Saya, secara pribadi, menyaksikan langsung proses penyitaan yang berlangsung pada hari Rabu, 21 Mei 2025. Pemandangan yang cukup mencolok adalah terpasangnya dua plang penyitaan di area rest area tersebut, seolah memberikan penegasan bahwa tempat ini kini berada di bawah pengawasan hukum.
"SP penyitaan ini terkait erat dengan penyidikan tindak pidana korupsi dan tindak pidana pencucian uang, yang berawal dari tindak pidana korupsi dalam tata niaga komoditas timah di wilayah izin usaha pertambangan (IUP) di PT Timah, Tbk, dari tahun 2018 hingga 2020," demikian bunyi tulisan yang tertera pada plang penyitaan tersebut. Kata-kata itu seperti cambuk yang mengingatkan kita akan dampak buruk korupsi.
Lebih lanjut, sertifikat hak guna bangunan (SHGB) kawasan rest area ini mencakup dua perusahaan, yaitu PT Karya Surya Ide Gemilang dan PT Graha Tunas Selaras. Kompleksitas kepemilikan yang semakin memperumit kasus ini.
Para Pesakitan dalam Korupsi Timah
Salah satu nama yang mencuat dalam kasus ini adalah Tamron alias Aon, yang tak lain adalah beneficial owner dari CV Venus Inti Perkasa dan PT Menara Cipta Mulia. Ironisnya, Tamron harus menerima ganjaran hukuman 18 tahun penjara atas perbuatannya.
"Putusan Pengadilan Tindak Pidana Korupsi pada Pengadilan Negeri Jakarta Pusat Nomor 77/Pid.Sus-TPK/2024/PN.Jkt.Pst tanggal 27 Desember 2024 yang dimintakan banding tersebut, telah diubah," demikian pernyataan hakim dalam salinan putusan Pengadilan Tinggi (PT) DKI Jakarta, seperti yang saya lihat pada Senin, 17 Maret. Sebuah perubahan yang menunjukkan bahwa keadilan, meskipun lambat, tetaplah ditegakkan.
Selain hukuman penjara, Tamron juga diwajibkan membayar denda sebesar Rp 1 miliar subsider 6 bulan kurungan. Lebih dari itu, hakim menghukum Tamron untuk membayar uang pengganti sebesar Rp 3.538.932.640.663,67 (Rp 3,5 triliun). Jumlah yang fantastis, yang mencerminkan kerugian besar yang ditimbulkan akibat korupsi ini.
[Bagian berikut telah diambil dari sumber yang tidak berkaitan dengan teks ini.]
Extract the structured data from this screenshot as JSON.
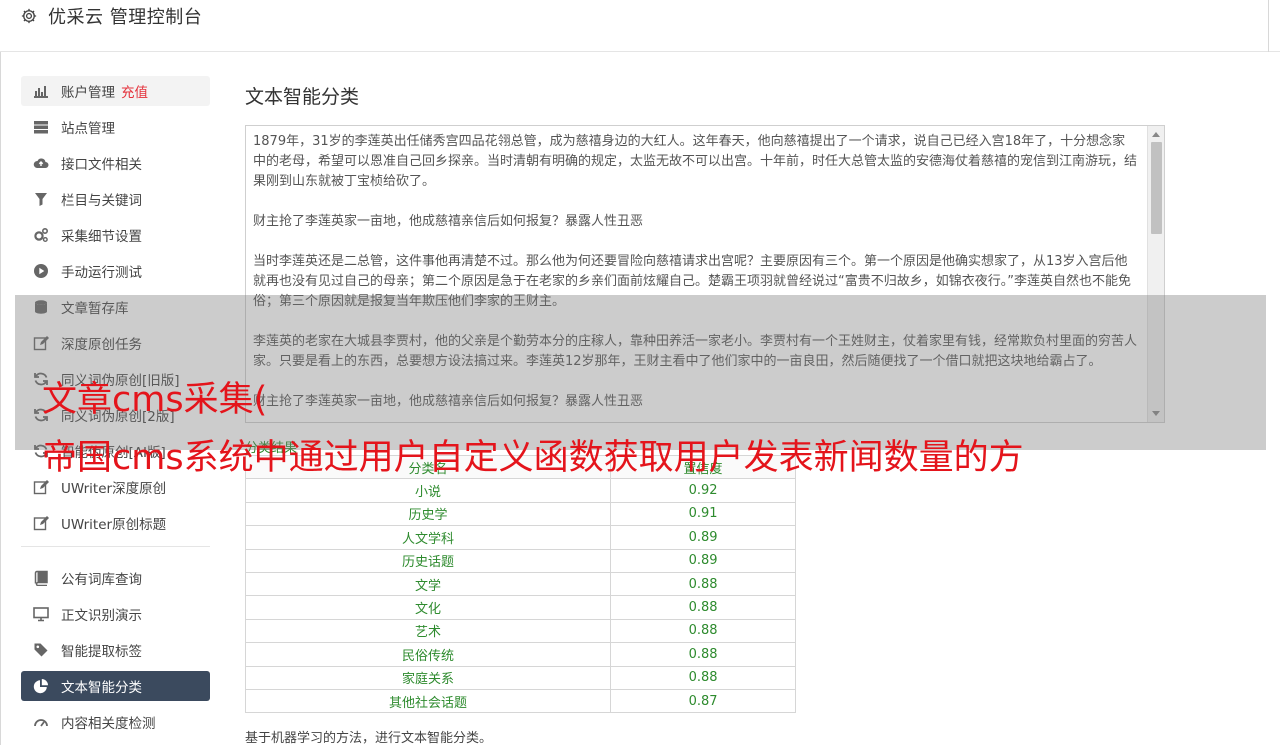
{
  "header": {
    "title": "优采云 管理控制台",
    "icon": "gear-icon"
  },
  "sidebar": {
    "items": [
      {
        "label": "账户管理",
        "extra": "充值",
        "icon": "bar-chart-icon"
      },
      {
        "label": "站点管理",
        "icon": "server-icon"
      },
      {
        "label": "接口文件相关",
        "icon": "cloud-upload-icon"
      },
      {
        "label": "栏目与关键词",
        "icon": "filter-icon"
      },
      {
        "label": "采集细节设置",
        "icon": "cogs-icon"
      },
      {
        "label": "手动运行测试",
        "icon": "play-circle-icon"
      },
      {
        "label": "文章暂存库",
        "icon": "database-icon"
      },
      {
        "label": "深度原创任务",
        "icon": "edit-icon"
      },
      {
        "label": "同义词伪原创[旧版]",
        "icon": "refresh-icon"
      },
      {
        "label": "同义词伪原创[2版]",
        "icon": "refresh-icon"
      },
      {
        "label": "智能伪原创[AI版]",
        "icon": "refresh-icon"
      },
      {
        "label": "UWriter深度原创",
        "icon": "edit-icon"
      },
      {
        "label": "UWriter原创标题",
        "icon": "edit-icon"
      }
    ],
    "items2": [
      {
        "label": "公有词库查询",
        "icon": "book-icon"
      },
      {
        "label": "正文识别演示",
        "icon": "monitor-icon"
      },
      {
        "label": "智能提取标签",
        "icon": "tag-icon"
      },
      {
        "label": "文本智能分类",
        "icon": "pie-chart-icon"
      },
      {
        "label": "内容相关度检测",
        "icon": "gauge-icon"
      }
    ],
    "active_index": 3
  },
  "main": {
    "title": "文本智能分类",
    "text_paragraphs": [
      "1879年，31岁的李莲英出任储秀宫四品花翎总管，成为慈禧身边的大红人。这年春天，他向慈禧提出了一个请求，说自己已经入宫18年了，十分想念家中的老母，希望可以恩准自己回乡探亲。当时清朝有明确的规定，太监无故不可以出宫。十年前，时任大总管太监的安德海仗着慈禧的宠信到江南游玩，结果刚到山东就被丁宝桢给砍了。",
      "财主抢了李莲英家一亩地，他成慈禧亲信后如何报复？暴露人性丑恶",
      "当时李莲英还是二总管，这件事他再清楚不过。那么他为何还要冒险向慈禧请求出宫呢？主要原因有三个。第一个原因是他确实想家了，从13岁入宫后他就再也没有见过自己的母亲；第二个原因是急于在老家的乡亲们面前炫耀自己。楚霸王项羽就曾经说过“富贵不归故乡，如锦衣夜行。”李莲英自然也不能免俗；第三个原因就是报复当年欺压他们李家的王财主。",
      "李莲英的老家在大城县李贾村，他的父亲是个勤劳本分的庄稼人，靠种田养活一家老小。李贾村有一个王姓财主，仗着家里有钱，经常欺负村里面的穷苦人家。只要是看上的东西，总要想方设法搞过来。李莲英12岁那年，王财主看中了他们家中的一亩良田，然后随便找了一个借口就把这块地给霸占了。",
      "财主抢了李莲英家一亩地，他成慈禧亲信后如何报复？暴露人性丑恶"
    ],
    "result_label": "分类结果",
    "table_headers": [
      "分类名",
      "置信度"
    ],
    "table_rows": [
      [
        "小说",
        "0.92"
      ],
      [
        "历史学",
        "0.91"
      ],
      [
        "人文学科",
        "0.89"
      ],
      [
        "历史话题",
        "0.89"
      ],
      [
        "文学",
        "0.88"
      ],
      [
        "文化",
        "0.88"
      ],
      [
        "艺术",
        "0.88"
      ],
      [
        "民俗传统",
        "0.88"
      ],
      [
        "家庭关系",
        "0.88"
      ],
      [
        "其他社会话题",
        "0.87"
      ]
    ],
    "footnote": "基于机器学习的方法，进行文本智能分类。"
  },
  "overlay": {
    "line1": "文章cms采集(",
    "line2": "帝国cms系统中通过用户自定义函数获取用户发表新闻数量的方"
  },
  "colors": {
    "accent_red": "#e4313b",
    "active_bg": "#3b4a5e",
    "result_green": "#2e8b2e",
    "overlay_red": "#e4141b"
  }
}
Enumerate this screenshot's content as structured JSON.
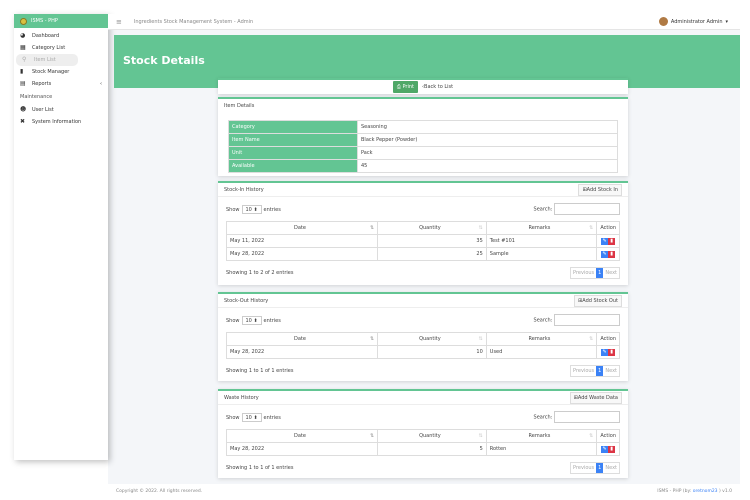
{
  "brand": {
    "name": "ISMS - PHP"
  },
  "sidebar": {
    "items": [
      {
        "label": "Dashboard",
        "icon": "dashboard-icon",
        "glyph": "◕"
      },
      {
        "label": "Category List",
        "icon": "list-icon",
        "glyph": "▦"
      },
      {
        "label": "Item List",
        "icon": "item-icon",
        "glyph": "⚲"
      },
      {
        "label": "Stock Manager",
        "icon": "stock-icon",
        "glyph": "▮"
      },
      {
        "label": "Reports",
        "icon": "table-icon",
        "glyph": "▤"
      }
    ],
    "section": "Maintenance",
    "maint_items": [
      {
        "label": "User List",
        "icon": "users-icon",
        "glyph": "☻"
      },
      {
        "label": "System Information",
        "icon": "tools-icon",
        "glyph": "✖"
      }
    ]
  },
  "navbar": {
    "title": "Ingredients Stock Management System - Admin",
    "user": "Administrator Admin"
  },
  "page": {
    "title": "Stock Details",
    "print": "Print",
    "back": "Back to List"
  },
  "item_details": {
    "title": "Item Details",
    "rows": [
      [
        "Category",
        "Seasoning"
      ],
      [
        "Item Name",
        "Black Pepper (Powder)"
      ],
      [
        "Unit",
        "Pack"
      ],
      [
        "Available",
        "45"
      ]
    ]
  },
  "common": {
    "show": "Show",
    "entries": "entries",
    "length": "10",
    "search": "Search:",
    "headers": [
      "Date",
      "Quantity",
      "Remarks",
      "Action"
    ],
    "prev": "Previous",
    "page": "1",
    "next": "Next"
  },
  "stock_in": {
    "title": "Stock-In History",
    "add": "Add Stock In",
    "rows": [
      [
        "May 11, 2022",
        "35",
        "Test #101"
      ],
      [
        "May 28, 2022",
        "25",
        "Sample"
      ]
    ],
    "info": "Showing 1 to 2 of 2 entries"
  },
  "stock_out": {
    "title": "Stock-Out History",
    "add": "Add Stock Out",
    "rows": [
      [
        "May 28, 2022",
        "10",
        "Used"
      ]
    ],
    "info": "Showing 1 to 1 of 1 entries"
  },
  "waste": {
    "title": "Waste History",
    "add": "Add Waste Data",
    "rows": [
      [
        "May 28, 2022",
        "5",
        "Rotten"
      ]
    ],
    "info": "Showing 1 to 1 of 1 entries"
  },
  "footer": {
    "copyright": "Copyright © 2022. All rights reserved.",
    "credit_prefix": "ISMS - PHP (by: ",
    "author": "oretnom23",
    "credit_suffix": " ) v1.0"
  },
  "colors": {
    "accent": "#63c593",
    "primary": "#3b82f6",
    "danger": "#dc3545"
  }
}
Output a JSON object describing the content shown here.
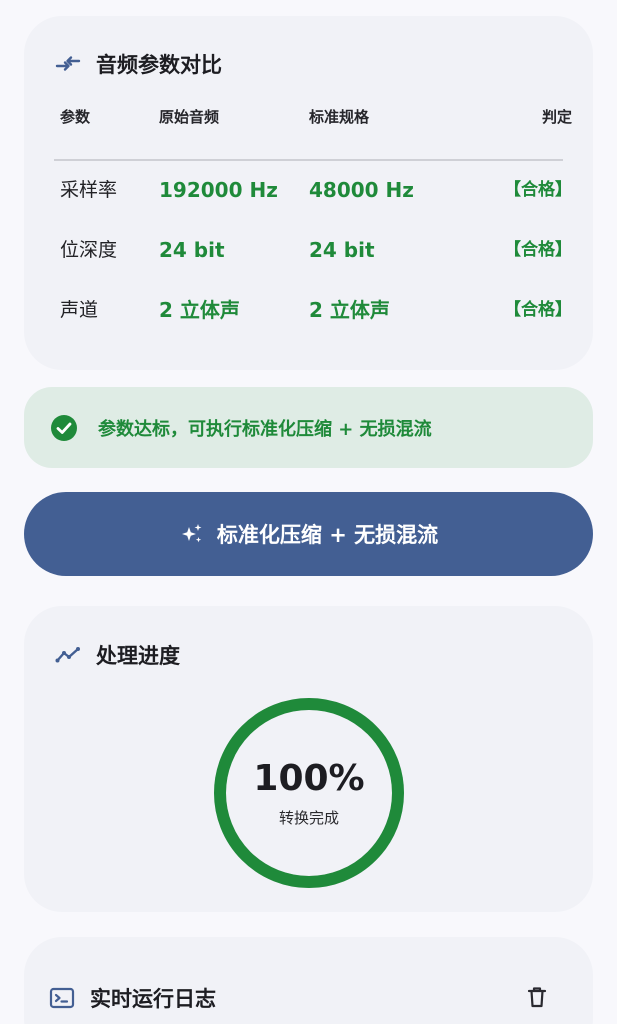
{
  "params": {
    "title": "音频参数对比",
    "headers": [
      "参数",
      "原始音频",
      "标准规格",
      "判定"
    ],
    "rows": [
      {
        "name": "采样率",
        "original": "192000 Hz",
        "standard": "48000 Hz",
        "verdict": "【合格】"
      },
      {
        "name": "位深度",
        "original": "24 bit",
        "standard": "24 bit",
        "verdict": "【合格】"
      },
      {
        "name": "声道",
        "original": "2 立体声",
        "standard": "2 立体声",
        "verdict": "【合格】"
      }
    ]
  },
  "banner": {
    "text": "参数达标，可执行标准化压缩 + 无损混流"
  },
  "action": {
    "label": "标准化压缩 + 无损混流"
  },
  "progress": {
    "title": "处理进度",
    "percent_text": "100%",
    "value": 1.0,
    "status": "转换完成"
  },
  "log": {
    "title": "实时运行日志"
  },
  "colors": {
    "accent": "#435f93",
    "success": "#1f8a3a",
    "card": "#f1f2f7",
    "banner": "#dfece5"
  },
  "icons": {
    "params": "compare-arrows-icon",
    "banner": "check-circle-icon",
    "action": "sparkle-icon",
    "progress": "trend-line-icon",
    "log": "terminal-icon",
    "clear": "trash-icon"
  }
}
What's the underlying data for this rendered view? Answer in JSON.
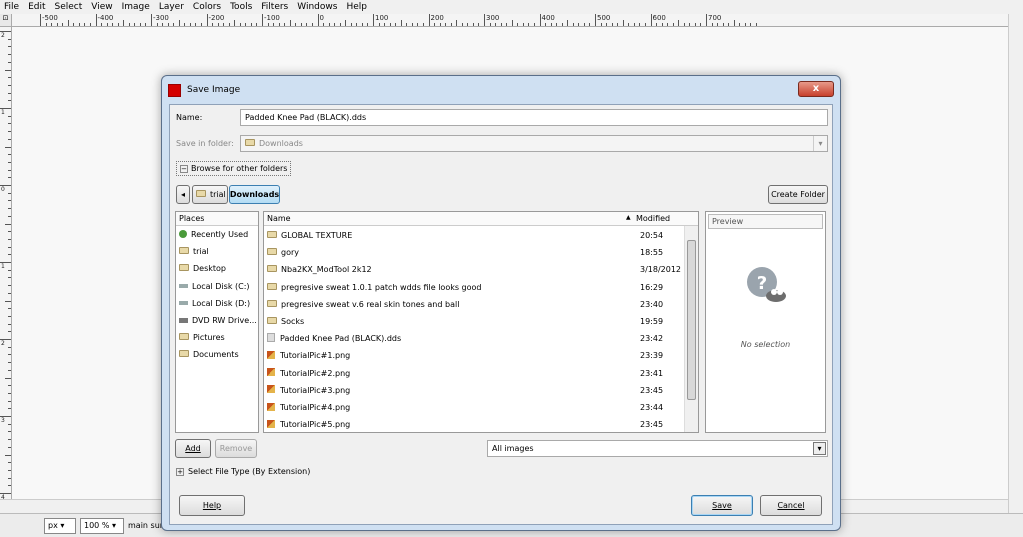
{
  "menubar": [
    "File",
    "Edit",
    "Select",
    "View",
    "Image",
    "Layer",
    "Colors",
    "Tools",
    "Filters",
    "Windows",
    "Help"
  ],
  "ruler_labels": [
    "-500",
    "-400",
    "-300",
    "-200",
    "-100",
    "0",
    "100",
    "200",
    "300",
    "400",
    "500",
    "600",
    "700"
  ],
  "vruler_labels": [
    "2",
    "1",
    "0",
    "1",
    "2",
    "3",
    "4"
  ],
  "statusbar": {
    "unit": "px",
    "zoom": "100 %",
    "message": "main surf"
  },
  "dialog": {
    "title": "Save Image",
    "close_label": "x",
    "name_label": "Name:",
    "name_value": "Padded Knee Pad (BLACK).dds",
    "save_in_label": "Save in folder:",
    "save_in_value": "Downloads",
    "browse_label": "Browse for other folders",
    "crumbs": [
      "trial",
      "Downloads"
    ],
    "create_folder": "Create Folder",
    "places_header": "Places",
    "places": [
      {
        "label": "Recently Used",
        "icon": "clock-icon"
      },
      {
        "label": "trial",
        "icon": "folder-icon"
      },
      {
        "label": "Desktop",
        "icon": "folder-icon"
      },
      {
        "label": "Local Disk (C:)",
        "icon": "drive-icon"
      },
      {
        "label": "Local Disk (D:)",
        "icon": "drive-icon"
      },
      {
        "label": "DVD RW Drive...",
        "icon": "dvd-icon"
      },
      {
        "label": "Pictures",
        "icon": "folder-icon"
      },
      {
        "label": "Documents",
        "icon": "folder-icon"
      }
    ],
    "col_name": "Name",
    "col_modified": "Modified",
    "sort_indicator": "▲",
    "files": [
      {
        "name": "GLOBAL TEXTURE",
        "modified": "20:54",
        "kind": "folder"
      },
      {
        "name": "gory",
        "modified": "18:55",
        "kind": "folder"
      },
      {
        "name": "Nba2KX_ModTool 2k12",
        "modified": "3/18/2012",
        "kind": "folder"
      },
      {
        "name": "pregresive sweat 1.0.1 patch wdds file looks good",
        "modified": "16:29",
        "kind": "folder"
      },
      {
        "name": "pregresive sweat v.6 real skin tones and ball",
        "modified": "23:40",
        "kind": "folder"
      },
      {
        "name": "Socks",
        "modified": "19:59",
        "kind": "folder"
      },
      {
        "name": "Padded Knee Pad (BLACK).dds",
        "modified": "23:42",
        "kind": "file"
      },
      {
        "name": "TutorialPic#1.png",
        "modified": "23:39",
        "kind": "image"
      },
      {
        "name": "TutorialPic#2.png",
        "modified": "23:41",
        "kind": "image"
      },
      {
        "name": "TutorialPic#3.png",
        "modified": "23:45",
        "kind": "image"
      },
      {
        "name": "TutorialPic#4.png",
        "modified": "23:44",
        "kind": "image"
      },
      {
        "name": "TutorialPic#5.png",
        "modified": "23:45",
        "kind": "image"
      }
    ],
    "preview_header": "Preview",
    "no_selection": "No selection",
    "add": "Add",
    "remove": "Remove",
    "filter_value": "All images",
    "select_type": "Select File Type (By Extension)",
    "help": "Help",
    "save": "Save",
    "cancel": "Cancel"
  }
}
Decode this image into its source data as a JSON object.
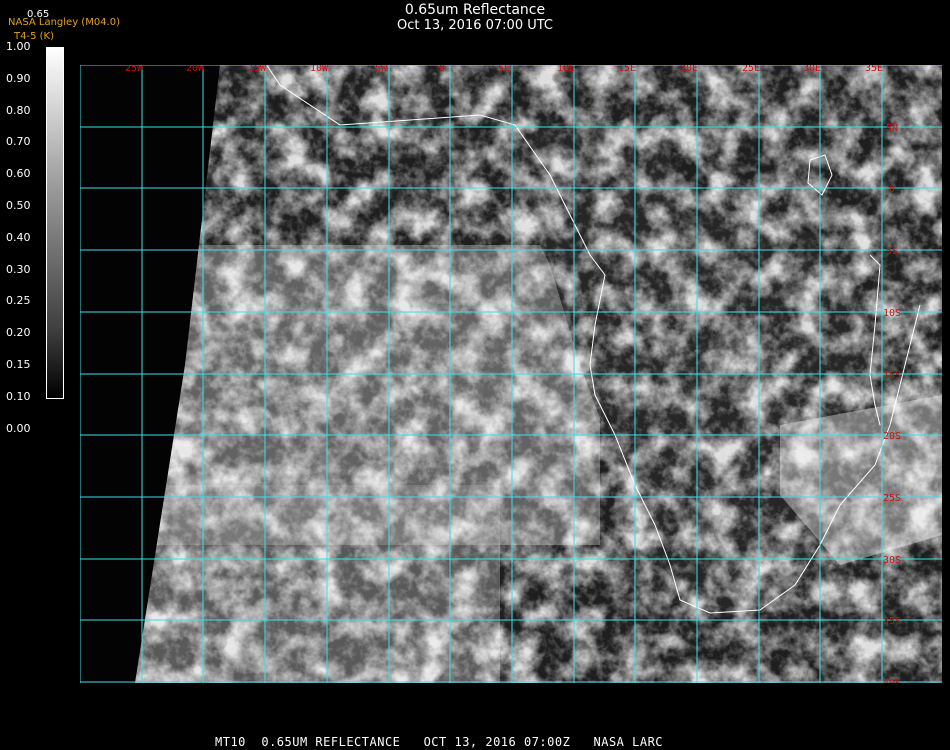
{
  "header": {
    "title": "0.65um Reflectance",
    "subtitle": "Oct 13, 2016 07:00 UTC"
  },
  "credits": {
    "line1": "NASA Langley (M04.0)",
    "line2": "T4-5 (K)"
  },
  "colorbar": {
    "title": "0.65",
    "labels": [
      "1.00",
      "0.90",
      "0.80",
      "0.70",
      "0.60",
      "0.50",
      "0.40",
      "0.30",
      "0.25",
      "0.20",
      "0.15",
      "0.10",
      "0.00"
    ]
  },
  "map": {
    "longitude_labels": [
      "25W",
      "20W",
      "15W",
      "10W",
      "5W",
      "0",
      "5E",
      "10E",
      "15E",
      "20E",
      "25E",
      "30E",
      "35E"
    ],
    "latitude_labels": [
      "5N",
      "0",
      "5S",
      "10S",
      "15S",
      "20S",
      "25S",
      "30S",
      "35S",
      "40S"
    ],
    "colors": {
      "grid": "#38e0e8",
      "tick_label": "#d01010",
      "coastline": "#ffffff"
    }
  },
  "footer": {
    "text": "MT10  0.65UM REFLECTANCE   OCT 13, 2016 07:00Z   NASA LARC"
  }
}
Hingga saat ini, total ada 22 orang yang telah ditetapkan oleh Kejagung sebagai tersangka. Tak berhenti di situ, Kejagung juga menetapkan lima tersangka korporasi yang terlibat dalam tindak pidana pencucian uang (TPPU) terkait kasus korupsi di PT Timah. Jaringan kejahatan yang begitu luas dan terorganisir.
Para tersangka ini diduga kuat saling bekerjasama dalam menjalankan bisnis timah ilegal, yang mengakibatkan kerugian negara mencapai angka yang mencengangkan, yaitu Rp 300 triliun. Sebuah angka yang membuat kita bertanya-tanya, kemana larinya uang sebanyak itu?
Kerjasama yang terjalin, konon, dilakukan dengan menetapkan harga yang lebih tinggi tanpa adanya kajian yang memadai. Kerugian juga dihitung dari kerusakan ekosistem yang diakibatkan oleh penambangan ilegal di kawasan Bangka Belitung. Sebuah ironi, di mana kekayaan alam justru menjadi sumber petaka.